To analyze the effects of parameters \(\tau \), \(\varsigma \), and K on the classification performance of TPin-IFELM, we conducted experiments on the datasets Colon-cancer, Sonar, Heart and Ionosphere without noise and with noise, respectively. There are two types of noise: samples with 30% label noise and samples with 50% label noise and feature noise of \(\sigma = 0.5\).

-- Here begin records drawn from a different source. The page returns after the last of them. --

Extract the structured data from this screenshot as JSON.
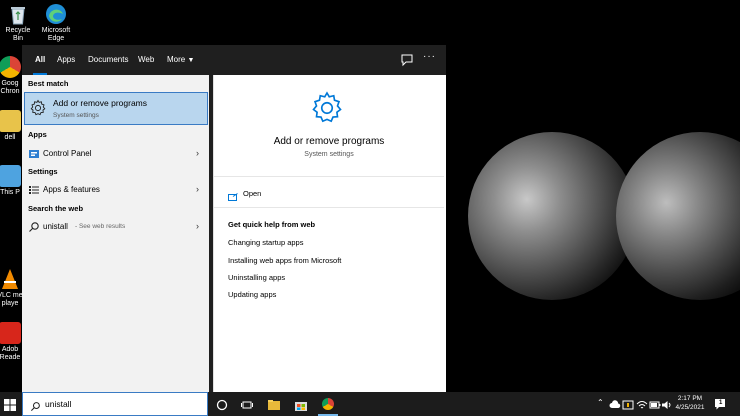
{
  "desktop": {
    "icons": [
      {
        "label": "Recycle Bin"
      },
      {
        "label": "Microsoft Edge"
      },
      {
        "label": "Goog Chron"
      },
      {
        "label": "dell"
      },
      {
        "label": "This P"
      },
      {
        "label": "VLC me playe"
      },
      {
        "label": "Adob Reade"
      }
    ]
  },
  "tabs": [
    {
      "label": "All"
    },
    {
      "label": "Apps"
    },
    {
      "label": "Documents"
    },
    {
      "label": "Web"
    },
    {
      "label": "More"
    }
  ],
  "left": {
    "best_match_heading": "Best match",
    "best_match": {
      "title": "Add or remove programs",
      "subtitle": "System settings"
    },
    "apps_heading": "Apps",
    "apps": [
      {
        "label": "Control Panel"
      }
    ],
    "settings_heading": "Settings",
    "settings": [
      {
        "label": "Apps & features"
      }
    ],
    "web_heading": "Search the web",
    "web": {
      "query": "unistall",
      "hint": "- See web results"
    }
  },
  "right": {
    "title": "Add or remove programs",
    "subtitle": "System settings",
    "open_label": "Open",
    "quick_help_heading": "Get quick help from web",
    "links": [
      {
        "label": "Changing startup apps"
      },
      {
        "label": "Installing web apps from Microsoft"
      },
      {
        "label": "Uninstalling apps"
      },
      {
        "label": "Updating apps"
      }
    ]
  },
  "taskbar": {
    "search_value": "unistall",
    "time": "2:17 PM",
    "date": "4/25/2021",
    "notification_count": "1"
  },
  "colors": {
    "accent": "#0078d7",
    "selection": "#b9d6ee"
  }
}
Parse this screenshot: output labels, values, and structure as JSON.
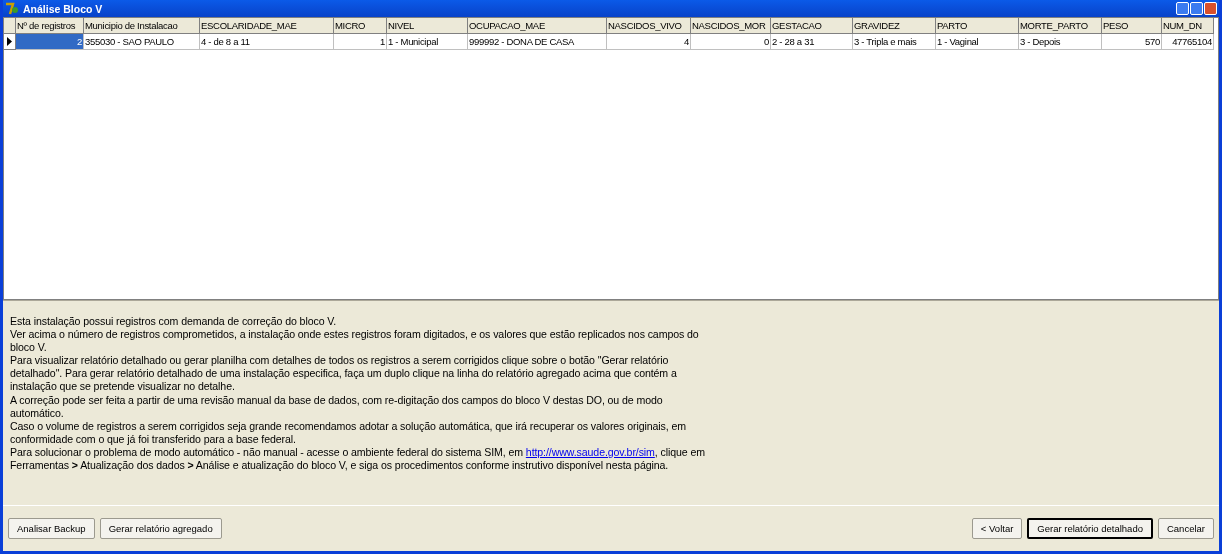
{
  "window": {
    "title": "Análise Bloco V"
  },
  "table": {
    "columns": [
      {
        "label": "Nº de registros",
        "numeric": true
      },
      {
        "label": "Municipio de Instalacao",
        "numeric": false
      },
      {
        "label": "ESCOLARIDADE_MAE",
        "numeric": false
      },
      {
        "label": "MICRO",
        "numeric": true
      },
      {
        "label": "NIVEL",
        "numeric": false
      },
      {
        "label": "OCUPACAO_MAE",
        "numeric": false
      },
      {
        "label": "NASCIDOS_VIVO",
        "numeric": true
      },
      {
        "label": "NASCIDOS_MOR",
        "numeric": true
      },
      {
        "label": "GESTACAO",
        "numeric": false
      },
      {
        "label": "GRAVIDEZ",
        "numeric": false
      },
      {
        "label": "PARTO",
        "numeric": false
      },
      {
        "label": "MORTE_PARTO",
        "numeric": false
      },
      {
        "label": "PESO",
        "numeric": true
      },
      {
        "label": "NUM_DN",
        "numeric": true
      }
    ],
    "rows": [
      {
        "current": true,
        "cells": [
          {
            "text": "2",
            "selected": true
          },
          {
            "text": "355030 - SAO PAULO",
            "selected": false
          },
          {
            "text": "4 - de 8 a 11",
            "selected": false
          },
          {
            "text": "1",
            "selected": false
          },
          {
            "text": "1 - Municipal",
            "selected": false
          },
          {
            "text": "999992 - DONA DE CASA",
            "selected": false
          },
          {
            "text": "4",
            "selected": false
          },
          {
            "text": "0",
            "selected": false
          },
          {
            "text": "2 - 28 a 31",
            "selected": false
          },
          {
            "text": "3 - Tripla e mais",
            "selected": false
          },
          {
            "text": "1 - Vaginal",
            "selected": false
          },
          {
            "text": "3 - Depois",
            "selected": false
          },
          {
            "text": "570",
            "selected": false
          },
          {
            "text": "47765104",
            "selected": false
          }
        ]
      }
    ]
  },
  "info": {
    "paragraphs": [
      "Esta instalação possui registros com demanda de correção do bloco V.",
      "Ver acima o número de registros comprometidos, a instalação onde estes registros foram digitados, e os valores que estão replicados nos campos do bloco V.",
      "Para visualizar relatório detalhado ou gerar planilha com detalhes de todos os registros a serem corrigidos clique sobre o botão \"Gerar relatório detalhado\". Para gerar relatório detalhado de uma instalação especifica, faça um duplo clique na linha do relatório agregado acima que contém a instalação que se pretende visualizar no detalhe.",
      "A correção pode ser feita a partir de uma revisão manual da base de dados, com re-digitação dos campos do bloco V destas DO, ou de modo automático.",
      "Caso o volume de registros a serem corrigidos seja grande recomendamos adotar a solução automática, que irá recuperar os valores originais, em conformidade com o que já foi transferido para a base federal."
    ],
    "last": {
      "before": "Para solucionar o problema de modo automático - não manual - acesse o ambiente federal do sistema SIM, em",
      "link": "http://www.saude.gov.br/sim",
      "after": ", clique em Ferramentas **>** Atualização dos dados **>** Análise e atualização do bloco V, e siga os procedimentos conforme instrutivo disponível nesta página."
    }
  },
  "buttons_left": [
    {
      "label": "Analisar Backup",
      "default": false
    },
    {
      "label": "Gerar relatório agregado",
      "default": false
    }
  ],
  "buttons_right": [
    {
      "label": "< Voltar",
      "default": false
    },
    {
      "label": "Gerar relatório detalhado",
      "default": true
    },
    {
      "label": "Cancelar",
      "default": false
    }
  ]
}
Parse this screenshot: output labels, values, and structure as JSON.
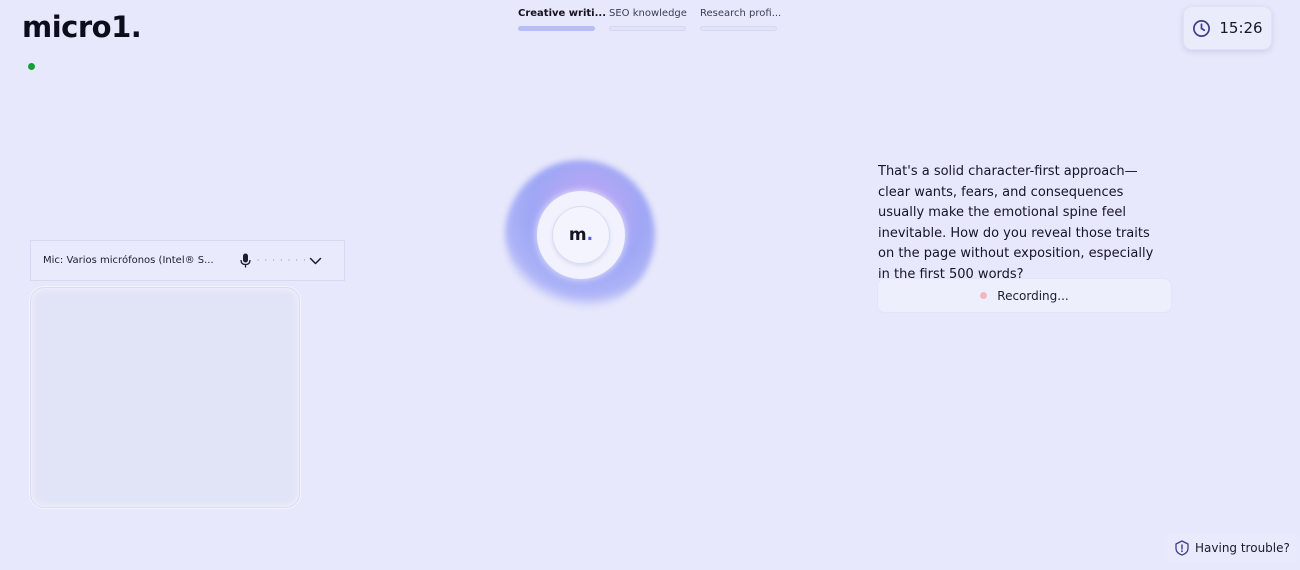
{
  "brand": {
    "logo_text": "micro1.",
    "orb_logo_letter": "m",
    "orb_logo_dot": ".",
    "accent_color": "#5a5fe0"
  },
  "tabs": [
    {
      "label": "Creative writi...",
      "active": true
    },
    {
      "label": "SEO knowledge",
      "active": false
    },
    {
      "label": "Research profi...",
      "active": false
    }
  ],
  "timer": {
    "icon": "clock-icon",
    "value": "15:26"
  },
  "connection_status": {
    "color": "#12a136"
  },
  "mic": {
    "label": "Mic: Varios micrófonos (Intel® S...",
    "icon": "microphone-icon",
    "level_indicator": "· · · · · · ·",
    "dropdown_icon": "chevron-down-icon"
  },
  "message": {
    "text": "That's a solid character-first approach—clear wants, fears, and consequences usually make the emotional spine feel inevitable. How do you reveal those traits on the page without exposition, especially in the first 500 words?"
  },
  "recording": {
    "label": "Recording...",
    "dot_color": "#f3b7c4"
  },
  "help": {
    "label": "Having trouble?",
    "icon": "info-shield-icon"
  }
}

As shown in Figs. 8, 9 and 10, for samples without noise, TPin-IFELM is minimally affected by the parameter \(\tau \), except for the data set Colon-cancer; however, for samples with noise, TPin-IFELM is strongly affected by the parameter \(\tau \). As shown in Figs. 11, 12 and 13, for samples without noise, TPin-IFELM is minimally affected by the parameter \(\varsigma \); however, for samples with noise, TPin-IFELM is sensitive to the parameter \(\varsigma \). As shown in Figs. 14, 15 and 16, TPin-IFELM is sensitive to the parameter K.

6 Conclusion

Inspired by the intuitionistic fuzzy theory and truncated pinball loss, we propose a novel model to solve the classification problem in this paper. TPin-IFELM employs the KNN method to obtain the local information of samples, which can obtain the more suitable membership and non-membership degrees of samples. TPin-IFELM exploits the membership and non-membership degrees to effectively identify whether the boundary samples are noises or not and uses the truncated pinball loss function, which makes it more robust and sparse. A large number of experiments fully verify the effectiveness of TPin-IFELM. Compared with the state-of-the-art comparison algorithms, TPin-IFELM has superior classification performance. In future work, we will extend the proposed model to the multi-view classification problem.